Semaan Puisi ke-100 di Keraton Kaibon

Balai Pelestarian Kebudayaan (BPK) Wilayah 8 menggelar acara Semaan Puisi Episode ke-100 sebagai bagian dari rangkaian Festival Sasaka Cibanten di situs bersejarah Keraton Kaibon, Banten, pada Sabtu malam, 25 Oktober 2025.

Acara yang dipadati oleh masyarakat, budayawan, mahasiswa, dan seniman ini terasa spesial karena dilaksanakan di lokasi bersejarah dan mengangkat puisi-puisi karya penyair asli Banten, Toto ST Radik. Semaan Puisi memilih episode ke-100 ini sebagai panggung istimewa di tanah kelahiran sang penyair.

https://www.instagram.com/jejaringduniasantri/

Festival Sasaka Cibanten merupakan inisiatif BPK Wilayah 8 Kementerian Kebudayaan untuk menggabungkan pelestarian sejarah, budaya Banten, dan konservasi lingkungan Sungai Cibanten. Kegiatan di Keraton Kaibon ini menjadi titik puncak di wilayah hilir, setelah sebelumnya digelar di titik hulu (Cibanten, Ciomas) dan tengah (Gedung Juang 45, Umah Kaujon).

“Sasaka Cibanten bertujuan untuk menghubungkan kembali ingatan kolektif masyarakat Banten dengan Sungai Cibanten, yang merupakan urat nadi sejarah dan identitas Banten,” ujar perwakilan panitia, sekaligus mengajak audiens untuk menjaga lingkungan sungai.

Tausiah Kebudayaan

Budayawan Indonesia, Jamal D Rahman, turut hadir menyampaikan tausiah kebudayaan yang didasarkan pada esainya yang berjudul “Syekh Nawawi dan Multatuli: Merenungkan Bias Kolonial dalam Tubuh Kita.” Esai ini menjadi pemantik diskusi mendalam mengenai cara kita memahami sejarah dan warisan budaya Banten.

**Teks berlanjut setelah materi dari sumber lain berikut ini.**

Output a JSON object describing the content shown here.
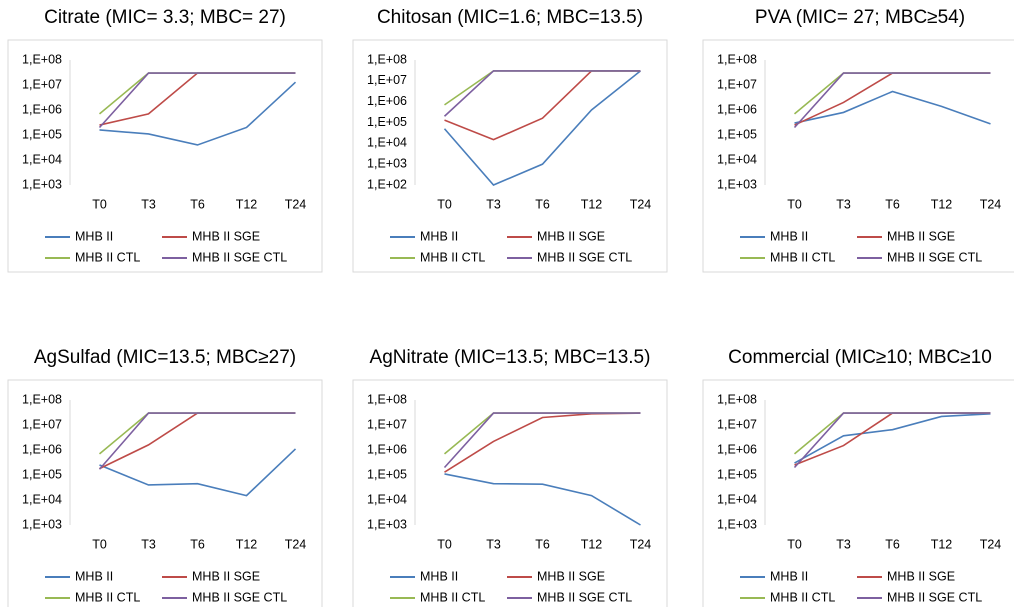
{
  "chart_data": [
    {
      "type": "line",
      "title": "Citrate (MIC= 3.3; MBC= 27)",
      "yscale": "log",
      "categories": [
        "T0",
        "T3",
        "T6",
        "T12",
        "T24"
      ],
      "ylim": [
        1000,
        100000000
      ],
      "yticks": [
        {
          "value": 1000,
          "label": "1,E+03"
        },
        {
          "value": 10000,
          "label": "1,E+04"
        },
        {
          "value": 100000,
          "label": "1,E+05"
        },
        {
          "value": 1000000,
          "label": "1,E+06"
        },
        {
          "value": 10000000,
          "label": "1,E+07"
        },
        {
          "value": 100000000,
          "label": "1,E+08"
        }
      ],
      "series": [
        {
          "name": "MHB II",
          "color": "#4a7ebb",
          "values": [
            160000,
            110000,
            40000,
            200000,
            13000000
          ]
        },
        {
          "name": "MHB II SGE",
          "color": "#be4b48",
          "values": [
            250000,
            700000,
            30000000,
            30000000,
            30000000
          ]
        },
        {
          "name": "MHB II CTL",
          "color": "#98b954",
          "values": [
            700000,
            30000000,
            30000000,
            30000000,
            30000000
          ]
        },
        {
          "name": "MHB II SGE CTL",
          "color": "#7d60a0",
          "values": [
            200000,
            30000000,
            30000000,
            30000000,
            30000000
          ]
        }
      ]
    },
    {
      "type": "line",
      "title": "Chitosan (MIC=1.6; MBC=13.5)",
      "yscale": "log",
      "categories": [
        "T0",
        "T3",
        "T6",
        "T12",
        "T24"
      ],
      "ylim": [
        100,
        100000000
      ],
      "yticks": [
        {
          "value": 100,
          "label": "1,E+02"
        },
        {
          "value": 1000,
          "label": "1,E+03"
        },
        {
          "value": 10000,
          "label": "1,E+04"
        },
        {
          "value": 100000,
          "label": "1,E+05"
        },
        {
          "value": 1000000,
          "label": "1,E+06"
        },
        {
          "value": 10000000,
          "label": "1,E+07"
        },
        {
          "value": 100000000,
          "label": "1,E+08"
        }
      ],
      "series": [
        {
          "name": "MHB II",
          "color": "#4a7ebb",
          "values": [
            50000,
            100,
            1000,
            400000,
            30000000
          ]
        },
        {
          "name": "MHB II SGE",
          "color": "#be4b48",
          "values": [
            130000,
            15000,
            160000,
            30000000,
            30000000
          ]
        },
        {
          "name": "MHB II CTL",
          "color": "#98b954",
          "values": [
            700000,
            30000000,
            30000000,
            30000000,
            30000000
          ]
        },
        {
          "name": "MHB II SGE CTL",
          "color": "#7d60a0",
          "values": [
            200000,
            30000000,
            30000000,
            30000000,
            30000000
          ]
        }
      ]
    },
    {
      "type": "line",
      "title": "PVA (MIC= 27; MBC≥54)",
      "yscale": "log",
      "categories": [
        "T0",
        "T3",
        "T6",
        "T12",
        "T24"
      ],
      "ylim": [
        1000,
        100000000
      ],
      "yticks": [
        {
          "value": 1000,
          "label": "1,E+03"
        },
        {
          "value": 10000,
          "label": "1,E+04"
        },
        {
          "value": 100000,
          "label": "1,E+05"
        },
        {
          "value": 1000000,
          "label": "1,E+06"
        },
        {
          "value": 10000000,
          "label": "1,E+07"
        },
        {
          "value": 100000000,
          "label": "1,E+08"
        }
      ],
      "series": [
        {
          "name": "MHB II",
          "color": "#4a7ebb",
          "values": [
            300000,
            800000,
            5500000,
            1400000,
            280000
          ]
        },
        {
          "name": "MHB II SGE",
          "color": "#be4b48",
          "values": [
            250000,
            2000000,
            30000000,
            30000000,
            30000000
          ]
        },
        {
          "name": "MHB II CTL",
          "color": "#98b954",
          "values": [
            700000,
            30000000,
            30000000,
            30000000,
            30000000
          ]
        },
        {
          "name": "MHB II SGE CTL",
          "color": "#7d60a0",
          "values": [
            200000,
            30000000,
            30000000,
            30000000,
            30000000
          ]
        }
      ]
    },
    {
      "type": "line",
      "title": "AgSulfad (MIC=13.5; MBC≥27)",
      "yscale": "log",
      "categories": [
        "T0",
        "T3",
        "T6",
        "T12",
        "T24"
      ],
      "ylim": [
        1000,
        100000000
      ],
      "yticks": [
        {
          "value": 1000,
          "label": "1,E+03"
        },
        {
          "value": 10000,
          "label": "1,E+04"
        },
        {
          "value": 100000,
          "label": "1,E+05"
        },
        {
          "value": 1000000,
          "label": "1,E+06"
        },
        {
          "value": 10000000,
          "label": "1,E+07"
        },
        {
          "value": 100000000,
          "label": "1,E+08"
        }
      ],
      "series": [
        {
          "name": "MHB II",
          "color": "#4a7ebb",
          "values": [
            250000,
            40000,
            45000,
            15000,
            1100000
          ]
        },
        {
          "name": "MHB II SGE",
          "color": "#be4b48",
          "values": [
            180000,
            1600000,
            30000000,
            30000000,
            30000000
          ]
        },
        {
          "name": "MHB II CTL",
          "color": "#98b954",
          "values": [
            700000,
            30000000,
            30000000,
            30000000,
            30000000
          ]
        },
        {
          "name": "MHB II SGE CTL",
          "color": "#7d60a0",
          "values": [
            170000,
            30000000,
            30000000,
            30000000,
            30000000
          ]
        }
      ]
    },
    {
      "type": "line",
      "title": "AgNitrate (MIC=13.5; MBC=13.5)",
      "yscale": "log",
      "categories": [
        "T0",
        "T3",
        "T6",
        "T12",
        "T24"
      ],
      "ylim": [
        1000,
        100000000
      ],
      "yticks": [
        {
          "value": 1000,
          "label": "1,E+03"
        },
        {
          "value": 10000,
          "label": "1,E+04"
        },
        {
          "value": 100000,
          "label": "1,E+05"
        },
        {
          "value": 1000000,
          "label": "1,E+06"
        },
        {
          "value": 10000000,
          "label": "1,E+07"
        },
        {
          "value": 100000000,
          "label": "1,E+08"
        }
      ],
      "series": [
        {
          "name": "MHB II",
          "color": "#4a7ebb",
          "values": [
            110000,
            45000,
            43000,
            15000,
            1000
          ]
        },
        {
          "name": "MHB II SGE",
          "color": "#be4b48",
          "values": [
            130000,
            2200000,
            20000000,
            28000000,
            30000000
          ]
        },
        {
          "name": "MHB II CTL",
          "color": "#98b954",
          "values": [
            700000,
            30000000,
            30000000,
            30000000,
            30000000
          ]
        },
        {
          "name": "MHB II SGE CTL",
          "color": "#7d60a0",
          "values": [
            200000,
            30000000,
            30000000,
            30000000,
            30000000
          ]
        }
      ]
    },
    {
      "type": "line",
      "title": "Commercial (MIC≥10; MBC≥10",
      "yscale": "log",
      "categories": [
        "T0",
        "T3",
        "T6",
        "T12",
        "T24"
      ],
      "ylim": [
        1000,
        100000000
      ],
      "yticks": [
        {
          "value": 1000,
          "label": "1,E+03"
        },
        {
          "value": 10000,
          "label": "1,E+04"
        },
        {
          "value": 100000,
          "label": "1,E+05"
        },
        {
          "value": 1000000,
          "label": "1,E+06"
        },
        {
          "value": 10000000,
          "label": "1,E+07"
        },
        {
          "value": 100000000,
          "label": "1,E+08"
        }
      ],
      "series": [
        {
          "name": "MHB II",
          "color": "#4a7ebb",
          "values": [
            300000,
            3700000,
            6500000,
            22000000,
            28000000
          ]
        },
        {
          "name": "MHB II SGE",
          "color": "#be4b48",
          "values": [
            250000,
            1500000,
            30000000,
            30000000,
            30000000
          ]
        },
        {
          "name": "MHB II CTL",
          "color": "#98b954",
          "values": [
            700000,
            30000000,
            30000000,
            30000000,
            30000000
          ]
        },
        {
          "name": "MHB II SGE CTL",
          "color": "#7d60a0",
          "values": [
            200000,
            30000000,
            30000000,
            30000000,
            30000000
          ]
        }
      ]
    }
  ]
}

Jamal D Rahman mengutip judul tafsir 30 juz Al-Quran berbahasa Arab karya Syekh Nawawi Banten, Marâh Labîd, yang berarti ‘tempat istirahat bagi burung-burung yang datang dan pergi’. Metafora ini digunakan untuk melihat Banten tidak sekadar sebagai wilayah geografis, melainkan ruang kultural yang menampung, merawat, sekaligus mengantarkan energi rohani dan intelektual ke laut lepas.

Dalam konteks dekolonialitas, Jamal D  Rahman menyoroti peran Syekh Nawawi Albantani sebagai rahim nasionalisme di Nusantara melalui atribusi kedaerahan yang disematkan dalam karya-karyanya (Attanari, Albantani, Aljawi).

Poin krusial dari tausiah tersebut adalah bahwa kolonialisme paling halus bekerja bukan di pelabuhan, melainkan di cara kita mengingat dan mengenang.